Hyperglycemia is highly prevalent among non-critically ill hospitalized patients, and there are multiple challenges to achieving safe and effective glycemic control in the inpatient setting. In this persuasive study by Kyi and colleagues, the investigators sought to test the hypothesis that clinical inertia by primary inpatient teams in consulting inpatient diabetes specialists contributes to less-effective glycemic control in the hospital. Using a parallel cluster randomized design in eight medical/surgical units, the study compared usual care (inpatient diabetes consultations requested by primary admitting team) vs. early identification (within first 24 hours) and reflex management by a specialized diabetes team for all inpatients with hyperglycemia.
The authors found that early detection and management of hyperglycemia by a diabetes management team resulted in a 24% reduction in adverse glycemic days, defined as a blood glucose less than 4 mmol/L (<72 mg/dl) or >15 mmol/l (>270 mg/dl) and greater use of insulin initiation in previously naïve patients (57% vs. 34%, P = 0.001) compared to usual care. While early intervention reduced overt hyperglycemia by 55%, hypoglycemia rates were not significantly reduced.
Since multiple observational studies have linked hyperglycemia to poorer clinical outcomes, the study also evaluated the effect of the intervention on secondary outcomes of hospital-acquired infections, acute kidney injury, acute myocardial infarction, unplanned critical care admission and in-hospital mortality. Over the course of this 24-week trial, there was an 80% reduction in the odds of hospital-acquired infections, but no difference in the other secondary clinical outcomes.

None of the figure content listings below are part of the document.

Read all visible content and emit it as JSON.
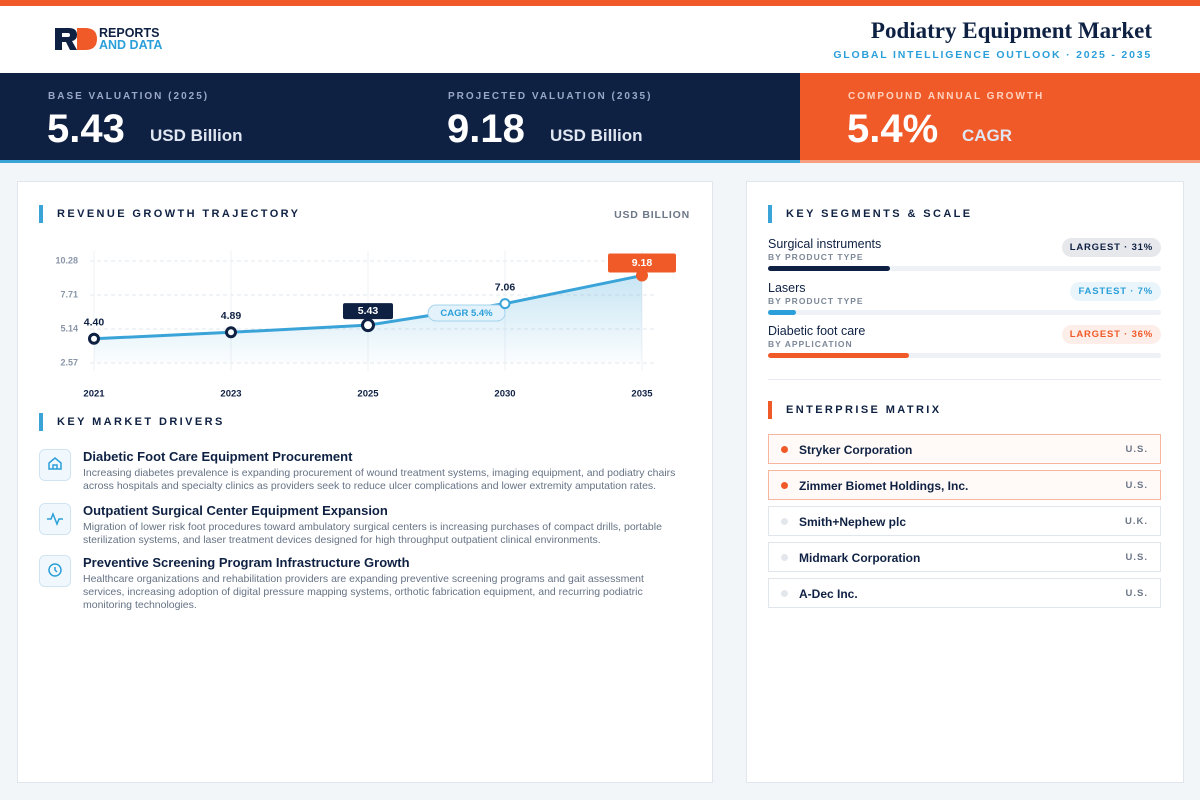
{
  "header": {
    "logo_top": "REPORTS",
    "logo_bottom": "AND DATA",
    "title": "Podiatry Equipment Market",
    "subtitle": "GLOBAL INTELLIGENCE OUTLOOK · 2025 - 2035"
  },
  "kpis": [
    {
      "label": "BASE VALUATION (2025)",
      "value": "5.43",
      "unit": "USD Billion"
    },
    {
      "label": "PROJECTED VALUATION (2035)",
      "value": "9.18",
      "unit": "USD Billion"
    },
    {
      "label": "COMPOUND ANNUAL GROWTH",
      "value": "5.4%",
      "unit": "CAGR"
    }
  ],
  "trend": {
    "type": "line",
    "title": "REVENUE GROWTH TRAJECTORY",
    "unit": "USD BILLION",
    "categories": [
      "2021",
      "2023",
      "2025",
      "2030",
      "2035"
    ],
    "values": [
      4.4,
      4.89,
      5.43,
      7.06,
      9.18
    ],
    "value_labels": [
      "4.40",
      "4.89",
      "5.43",
      "7.06",
      "9.18"
    ],
    "ylim": [
      2.57,
      10.28
    ],
    "yticks": [
      2.57,
      5.14,
      7.71,
      10.28
    ],
    "grid": true,
    "color": "#3aa3d8",
    "annotation": "CAGR 5.4%"
  },
  "drivers": {
    "title": "KEY MARKET DRIVERS",
    "items": [
      {
        "title": "Diabetic Foot Care Equipment Procurement",
        "text": "Increasing diabetes prevalence is expanding procurement of wound treatment systems, imaging equipment, and podiatry chairs across hospitals and specialty clinics as providers seek to reduce ulcer complications and lower extremity amputation rates."
      },
      {
        "title": "Outpatient Surgical Center Equipment Expansion",
        "text": "Migration of lower risk foot procedures toward ambulatory surgical centers is increasing purchases of compact drills, portable sterilization systems, and laser treatment devices designed for high throughput outpatient clinical environments."
      },
      {
        "title": "Preventive Screening Program Infrastructure Growth",
        "text": "Healthcare organizations and rehabilitation providers are expanding preventive screening programs and gait assessment services, increasing adoption of digital pressure mapping systems, orthotic fabrication equipment, and recurring podiatric monitoring technologies."
      }
    ]
  },
  "segments": {
    "title": "KEY SEGMENTS & SCALE",
    "items": [
      {
        "name": "Surgical instruments",
        "group": "BY PRODUCT TYPE",
        "badge": "LARGEST · 31%",
        "value": 31,
        "color": "#0f2143"
      },
      {
        "name": "Lasers",
        "group": "BY PRODUCT TYPE",
        "badge": "FASTEST · 7%",
        "value": 7,
        "color": "#2b9fd9"
      },
      {
        "name": "Diabetic foot care",
        "group": "BY APPLICATION",
        "badge": "LARGEST · 36%",
        "value": 36,
        "color": "#f05a28"
      }
    ]
  },
  "enterprise": {
    "title": "ENTERPRISE MATRIX",
    "items": [
      {
        "name": "Stryker Corporation",
        "country": "U.S.",
        "highlight": true
      },
      {
        "name": "Zimmer Biomet Holdings, Inc.",
        "country": "U.S.",
        "highlight": true
      },
      {
        "name": "Smith+Nephew plc",
        "country": "U.K.",
        "highlight": false
      },
      {
        "name": "Midmark Corporation",
        "country": "U.S.",
        "highlight": false
      },
      {
        "name": "A-Dec Inc.",
        "country": "U.S.",
        "highlight": false
      }
    ]
  }
}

This is an important study because it is the first randomized controlled trial to demonstrate that early detection and intervention in hyperglycemic inpatients is effective at improving glycemic control and suggests that diabetes specialists are underutilized in the hospital. Rushakoff and colleagues used a similar approach to detect patients with extreme hyperglycemia via the electronic medical record and delivered an electronic consultation service, and in an observational study was found to be highly effective at reducing rates of both hyperglycemia and hypoglycemia (Rushakoff RJ, et al. Ann Intern Med. 2017;doi: 10.7326/M16-1413). Moreover, the study adds to evidence supporting the role of glycemic control to prevent hospital-acquired infections.
While the results of this innovative clinical care model were promising, there are several important points to note regarding the generalizability of the study findings. First, this Australian-based study did not follow the U.S. practice of routinely discontinuing non-insulin antihyperglycemic medications at admission for the majority of hospitalized patients. Second, the outcomes were limited to the first 14 days of admission, although this would not be expected to have significant impact on inferences drawn since only a very small minority of inpatients have a length of stay longer than this. Third, although glucose data were available electronically, the hospital in which this study was performed did not have an EMR and structured insulin/glucose order sets, which may have affected the quality of diabetes care provided in the usual care arm. At our institution, for example, a subcutaneous insulin decision-support tool is available for providers to assist them in selection of an initial insulin regimen (Mathioudakis N, et al. J Diabetes Sci Technol. 2018;doi: 10.1177/1932296818798036).
Fourth, there were some differences in the intervention group compared to control group (fewer males, lower baseline HbA1c, less insulin use at baseline, more emergent and surgical admissions). While these differences are likely due to chance alone, a strength of this study was the inclusion of baseline and active periods in both intervention and control arms, which can account for secular trends in hospital care that are not directly related to the intervention itself.
The authors acknowledge that it could be practically challenging to carry out this type of resource-intensive intervention in a real-world setting, and a cost-effectiveness analysis would be needed to better understand whether the incremental increase in resources (eg, number of diabetes specialists need for higher volume of consultations) is offset by savings (eg, reducing hospital-acquired infections).
Nestoras Mathioudakis, MD, MHS
Assistant Professor of Medicine
Clinical Director, Endocrinology, Diabetes, & Metabolism
Johns Hopkins University School of Medicine
Disclosures: Mathioudakis reports no relevant financial disclosures.